Our last morning in Krakow we toured a bit of the cathedral at the castle, explored the Dragon’s Den (cool old caves leading to a dragon statue that breathed fire every now and again), and returned to Schindler’s Factory to actually go through. There are only about 2 rooms of the original place – Schindler’s office rooms – but there are a lot of artifacts from the war. I think to get the full value of the place you need to speak Polish or have an interpreter, though, but still quite interesting without. We also ate some traditional zapiekankas while walking around town, which are bread with cheese, mushroom, ketchup, and meat if you prefer.
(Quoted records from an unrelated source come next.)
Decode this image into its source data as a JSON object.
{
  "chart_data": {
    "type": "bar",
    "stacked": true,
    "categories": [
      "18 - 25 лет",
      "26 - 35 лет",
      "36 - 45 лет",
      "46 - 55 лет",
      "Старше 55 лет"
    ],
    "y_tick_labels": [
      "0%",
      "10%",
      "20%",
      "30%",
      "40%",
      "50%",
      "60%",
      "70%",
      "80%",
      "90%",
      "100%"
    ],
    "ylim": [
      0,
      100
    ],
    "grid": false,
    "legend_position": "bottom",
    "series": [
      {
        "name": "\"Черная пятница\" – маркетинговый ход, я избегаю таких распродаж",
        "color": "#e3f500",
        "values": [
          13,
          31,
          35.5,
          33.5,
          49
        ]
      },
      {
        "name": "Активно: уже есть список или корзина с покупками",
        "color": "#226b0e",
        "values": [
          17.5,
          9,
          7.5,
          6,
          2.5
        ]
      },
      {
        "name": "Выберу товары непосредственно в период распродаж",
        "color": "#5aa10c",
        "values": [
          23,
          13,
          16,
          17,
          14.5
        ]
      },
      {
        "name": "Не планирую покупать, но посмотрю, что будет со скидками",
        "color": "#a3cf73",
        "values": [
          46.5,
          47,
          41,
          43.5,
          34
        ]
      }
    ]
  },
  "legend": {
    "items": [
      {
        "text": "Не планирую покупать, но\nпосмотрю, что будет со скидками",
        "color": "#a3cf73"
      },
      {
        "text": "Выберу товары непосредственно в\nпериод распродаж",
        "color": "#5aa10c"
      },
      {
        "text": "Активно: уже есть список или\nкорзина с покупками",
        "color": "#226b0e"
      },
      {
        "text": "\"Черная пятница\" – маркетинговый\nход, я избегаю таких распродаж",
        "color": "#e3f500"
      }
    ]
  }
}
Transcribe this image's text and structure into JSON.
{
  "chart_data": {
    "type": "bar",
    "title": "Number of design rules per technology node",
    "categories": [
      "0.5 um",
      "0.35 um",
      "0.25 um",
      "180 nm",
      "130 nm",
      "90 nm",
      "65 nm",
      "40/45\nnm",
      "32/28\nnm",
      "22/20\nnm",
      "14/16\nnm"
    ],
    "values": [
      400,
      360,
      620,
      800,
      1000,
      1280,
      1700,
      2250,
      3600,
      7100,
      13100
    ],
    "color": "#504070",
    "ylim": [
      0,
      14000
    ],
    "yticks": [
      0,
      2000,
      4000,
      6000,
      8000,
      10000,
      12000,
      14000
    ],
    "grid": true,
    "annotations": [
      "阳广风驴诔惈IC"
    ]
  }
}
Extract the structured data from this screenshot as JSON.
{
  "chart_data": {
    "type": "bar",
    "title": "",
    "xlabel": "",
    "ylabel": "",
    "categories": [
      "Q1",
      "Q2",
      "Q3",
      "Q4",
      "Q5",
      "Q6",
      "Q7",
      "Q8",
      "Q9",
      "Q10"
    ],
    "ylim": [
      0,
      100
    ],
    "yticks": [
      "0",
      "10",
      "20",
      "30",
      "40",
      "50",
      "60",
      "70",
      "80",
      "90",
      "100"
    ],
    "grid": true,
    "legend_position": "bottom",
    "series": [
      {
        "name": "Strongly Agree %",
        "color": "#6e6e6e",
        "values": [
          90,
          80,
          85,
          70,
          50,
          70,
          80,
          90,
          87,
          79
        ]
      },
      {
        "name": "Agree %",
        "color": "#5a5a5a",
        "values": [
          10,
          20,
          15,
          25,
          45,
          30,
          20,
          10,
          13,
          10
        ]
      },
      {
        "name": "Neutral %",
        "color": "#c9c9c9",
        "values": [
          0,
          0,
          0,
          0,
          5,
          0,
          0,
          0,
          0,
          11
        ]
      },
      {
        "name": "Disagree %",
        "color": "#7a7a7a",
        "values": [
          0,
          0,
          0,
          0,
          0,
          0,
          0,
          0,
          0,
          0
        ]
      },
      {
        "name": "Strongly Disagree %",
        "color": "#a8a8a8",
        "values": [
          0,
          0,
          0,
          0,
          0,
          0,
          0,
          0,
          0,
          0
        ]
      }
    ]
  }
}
Then we took an afternoon tour of the salt mines. I don’t know that I ever realized salt is mined before. You can obviously obtain it by boiling salt water down, but it’s strange to be licking cave walls and having them taste salty, or to see stalactites and stalagmites of salt. We only went down some 120-metres, but apparently the mines go down past 300-metres. And the part you tour is full of old mining equipment, chapels where the miners would pray before and after their shifts, the occasional dragon or dwarf, and underground lakes. One cavern has such great acoustics it’s used for concerts. And one chapel is absolutely magnificent (check out the pictures below…..whenever I get them attached…..).They even have chandeliers and statues made of salt crystals. You walk down nearly 400 steps to start the tour, but at the end you get to go up an elevator, a dodgy elevator indeed, though even Caitlin (who hates elevators and heights) survived being crammed in like sardines and shooting up at 4-metres a second. Quite a unique place.
We went back to the place where we’d gotten dessert the night before, but this time for dinner. There was more mulled wine, and I had the best dinner so far of the trip – roast venison that was so tender it just fell apart on the fork, potato dumplings, and cabbage with raisins and honey. Now it’s off to Berlin!